Zwischen ›musique pure‹ und religiösem Bekenntnis

Igor Stravinskijs Ästhetik zwischen 1920 und 1939

(sinefonia 9)
390 S., Pb., Abb.

Die Ästhetik Igor Stravinskijs, von der Wissenschaft bis heute nur kursorisch behandelt, gilt als kühles Plädoyer für eine Musik um ihrer selbst willen. frei von allem programmatischen oder metaphysischem Beiwerk. Das vorliegende Buch indes demonstriert anhand einer weit ausgreifenden Dokumentation und Problematisierung von Stravinskijs ästhetischem Werdegang in den beiden französischen Jahrzehnten, dass sich um 1930 zunehmend ein religiöser Subtext in seinen musikpoetologischen Maximen bemerkbar macht. Um dieser spirituellen Komponente auf die Spur zu kommen, wird das ganze Spektrum an musik- und schaffensphilosophischen Ideen offengelegt, das Stravinskij für sich adaptierte.
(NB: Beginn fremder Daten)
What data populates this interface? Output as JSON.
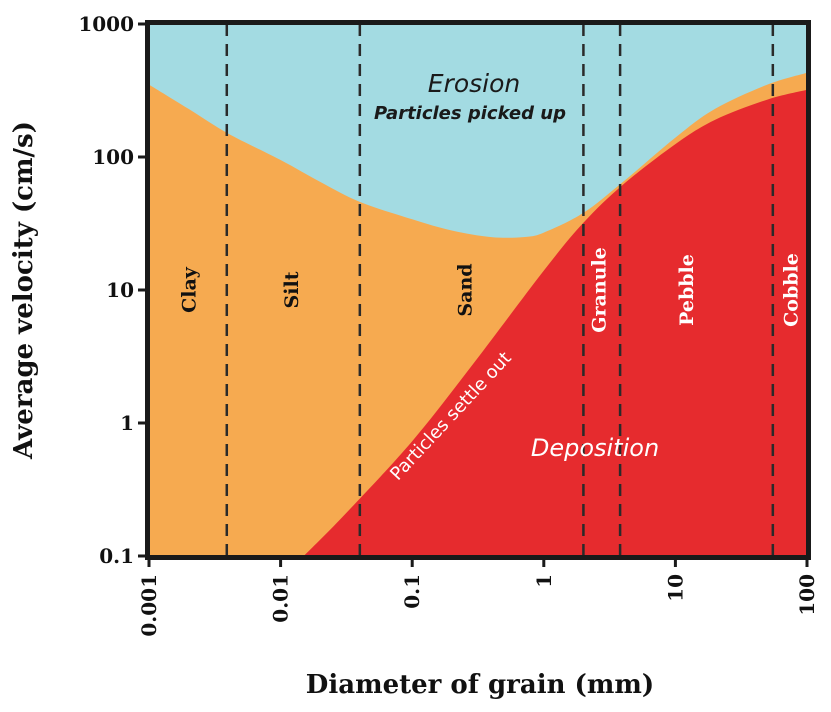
{
  "chart_data": {
    "type": "area",
    "xlabel": "Diameter of grain (mm)",
    "ylabel": "Average velocity (cm/s)",
    "x_scale": "log",
    "y_scale": "log",
    "xlim": [
      0.001,
      100
    ],
    "ylim": [
      0.1,
      1000
    ],
    "x_ticks": [
      "0.001",
      "0.01",
      "0.1",
      "1",
      "10",
      "100"
    ],
    "y_ticks": [
      "0.1",
      "1",
      "10",
      "100",
      "1000"
    ],
    "colors": {
      "erosion": "#a3dbe2",
      "transport": "#f6aa50",
      "deposition": "#e62b2e"
    },
    "erosion_curve": {
      "x": [
        0.001,
        0.002,
        0.004,
        0.01,
        0.02,
        0.04,
        0.1,
        0.2,
        0.4,
        0.7,
        1,
        2,
        4,
        10,
        20,
        50,
        100
      ],
      "y": [
        350,
        230,
        150,
        95,
        65,
        46,
        34,
        28,
        25,
        25,
        27,
        38,
        65,
        140,
        230,
        350,
        430
      ]
    },
    "settling_curve": {
      "x": [
        0.015,
        0.03,
        0.1,
        0.3,
        1,
        2,
        4,
        10,
        20,
        50,
        100
      ],
      "y": [
        0.1,
        0.2,
        0.73,
        2.9,
        14,
        32,
        62,
        125,
        190,
        270,
        320
      ]
    },
    "boundaries": [
      {
        "x": 0.0039
      },
      {
        "x": 0.04
      },
      {
        "x": 2
      },
      {
        "x": 3.8
      },
      {
        "x": 55
      }
    ],
    "grain_classes": [
      {
        "label": "Clay",
        "x": 0.002,
        "y": 10,
        "color": "#111111"
      },
      {
        "label": "Silt",
        "x": 0.012,
        "y": 10,
        "color": "#111111"
      },
      {
        "label": "Sand",
        "x": 0.25,
        "y": 10,
        "color": "#111111"
      },
      {
        "label": "Granule",
        "x": 2.6,
        "y": 10,
        "color": "#ffffff"
      },
      {
        "label": "Pebble",
        "x": 12,
        "y": 10,
        "color": "#ffffff"
      },
      {
        "label": "Cobble",
        "x": 75,
        "y": 10,
        "color": "#ffffff"
      }
    ],
    "annotations": {
      "erosion_title": "Erosion",
      "erosion_subtitle": "Particles picked up",
      "deposition_title": "Deposition",
      "settle_label": "Particles settle out"
    }
  }
}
Damit liegt erstmals eine umfassende Würdigung von Stravinskijs Reflexionen zum Wesen der Musik vor. Sein ästhetisches Credo zeichnet sich durch ein Ineinander von Purismus und religiösem Subtext, ein Changieren zwischen Selbstbehauptungswillen und Fremdzuschreibungen, durch Eklektizität und partielle Unstimmigkeit aus. Gerade die Ambivalenzem jedoch, dieser Widerstreit eines Komponisten mit sich selbst, machen einen wesentlichen Teil von Strawinskijs Genie aus.